A‘ala: Japanese Town
Okihiro’s strong interest in local neighborhoods that have morphed over the years led him to work on two different books. The first, A‘ala: The Story of a Japanese Community in Hawai‘i, appeared in 2003, published by the Japanese Cultural Center of Hawai‘i. According to Okihiro, this project was also initiated by Jane Komeiji with a team of AJA professionals seeking to “evoke the character and substance of the A‘ala area during its peak years, 1920 to 1940.” In their research, the team focused on the old A‘ala Triangle and its colorful collection of shops, taxi stands, theaters, restaurants, hotels and tenement houses. Okihiro took on the task of producing a book that captured the uniqueness of this area that was known as “a Japanese town” in the 1930s.
Japanese in Käne‘ohe
Always interested in the community of his boyhood, Okihiro contributed to the first edition of a book on the Käne‘ohe community that was compiled by Florence Chizuko (Iida) Fanning in 2008. The book was the “Partial History of the Japanese in Kaneohe, 1898 to 1959.” He then urged Fanning to produce a second edition that expanded on the coverage of the Japanese who contributed to life in this windward locale. The second edition, published in 2016 by Henry T. Iida, was largely compiled by Okihiro. Along with the stories of 41 families in the original book, he included another 39 articles. One of them is about his grandparents and parents and another is about his growing up years in Käne‘ohe.
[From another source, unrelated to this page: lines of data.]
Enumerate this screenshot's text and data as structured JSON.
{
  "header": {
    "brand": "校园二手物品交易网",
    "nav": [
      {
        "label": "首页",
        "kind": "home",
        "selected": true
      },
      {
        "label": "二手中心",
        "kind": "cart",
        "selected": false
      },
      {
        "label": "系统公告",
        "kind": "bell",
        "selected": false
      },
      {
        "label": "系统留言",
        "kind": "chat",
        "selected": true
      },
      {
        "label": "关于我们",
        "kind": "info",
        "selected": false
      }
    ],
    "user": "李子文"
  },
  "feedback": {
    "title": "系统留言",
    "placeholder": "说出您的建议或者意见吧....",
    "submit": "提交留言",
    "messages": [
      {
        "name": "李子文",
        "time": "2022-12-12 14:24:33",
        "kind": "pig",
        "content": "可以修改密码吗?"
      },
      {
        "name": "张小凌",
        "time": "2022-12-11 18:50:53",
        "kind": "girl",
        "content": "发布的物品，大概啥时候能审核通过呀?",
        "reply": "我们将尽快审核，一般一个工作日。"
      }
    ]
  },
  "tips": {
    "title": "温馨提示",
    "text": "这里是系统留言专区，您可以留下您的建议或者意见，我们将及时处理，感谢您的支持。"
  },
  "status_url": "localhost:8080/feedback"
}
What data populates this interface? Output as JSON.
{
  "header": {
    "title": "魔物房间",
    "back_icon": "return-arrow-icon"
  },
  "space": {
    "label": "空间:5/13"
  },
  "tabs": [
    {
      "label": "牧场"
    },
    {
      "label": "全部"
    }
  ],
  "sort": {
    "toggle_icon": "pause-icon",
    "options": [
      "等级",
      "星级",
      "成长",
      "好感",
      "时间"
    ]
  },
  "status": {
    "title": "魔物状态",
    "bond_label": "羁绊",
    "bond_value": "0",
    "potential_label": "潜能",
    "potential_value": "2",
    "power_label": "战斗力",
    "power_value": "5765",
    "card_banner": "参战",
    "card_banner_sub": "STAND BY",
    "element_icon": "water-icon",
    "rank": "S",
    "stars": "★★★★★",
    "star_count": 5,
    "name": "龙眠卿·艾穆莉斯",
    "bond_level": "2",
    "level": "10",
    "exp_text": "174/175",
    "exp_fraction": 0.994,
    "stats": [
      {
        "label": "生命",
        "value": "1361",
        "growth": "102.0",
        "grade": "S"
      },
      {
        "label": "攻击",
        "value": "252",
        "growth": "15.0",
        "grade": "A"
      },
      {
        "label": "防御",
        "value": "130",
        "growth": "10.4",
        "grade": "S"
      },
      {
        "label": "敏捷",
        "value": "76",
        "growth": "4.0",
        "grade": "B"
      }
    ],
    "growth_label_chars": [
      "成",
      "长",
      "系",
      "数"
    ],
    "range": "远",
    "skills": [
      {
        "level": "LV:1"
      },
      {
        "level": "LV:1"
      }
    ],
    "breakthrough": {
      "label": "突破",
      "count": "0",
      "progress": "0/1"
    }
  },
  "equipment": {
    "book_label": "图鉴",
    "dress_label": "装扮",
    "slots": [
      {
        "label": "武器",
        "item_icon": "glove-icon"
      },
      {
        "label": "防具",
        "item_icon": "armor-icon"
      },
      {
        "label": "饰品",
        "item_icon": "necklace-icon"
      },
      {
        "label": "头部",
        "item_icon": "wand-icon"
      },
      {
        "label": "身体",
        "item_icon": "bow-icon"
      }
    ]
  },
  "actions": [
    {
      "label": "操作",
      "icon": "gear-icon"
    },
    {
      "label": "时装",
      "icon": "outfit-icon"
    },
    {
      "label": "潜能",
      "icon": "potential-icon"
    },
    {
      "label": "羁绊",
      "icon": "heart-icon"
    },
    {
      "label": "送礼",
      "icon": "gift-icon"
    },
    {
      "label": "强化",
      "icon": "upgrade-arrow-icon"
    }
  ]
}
Japanese Eyes, American Heart
Okihiro also contributed to “Japanese Eyes, American Heart,” an important series on AJAs who represent a wide swath of the local community. In the second volume subtitled “Voices from the Home Front in World War II Hawai’i,” Okihiro contributed several personal stories that revealed the hardships suffered by and the achievements of Hawai‘i’s AJA population. Among his co-authored contributions were the following: Tora Kimura (Okihiro’s mother-in-law) about her struggle to keep the family afloat through difficult times, Jack Tasaka and Harry Urata on their post-war successes as an historian and as a musician, Richard Mamiya and Toshio Moritsugu regarding their contributions to the medical field and sugar industry, and Okihiro’s own life as a neurologist and baseball afficionado.
Looking back on his life, Okihiro reflected, “I’ve been a lucky guy. I had good parents and a perfect wife. I’ve had a good life, good family, and good friends.” Michael Okihiro is a man who has enjoyed his journey and has no regrets.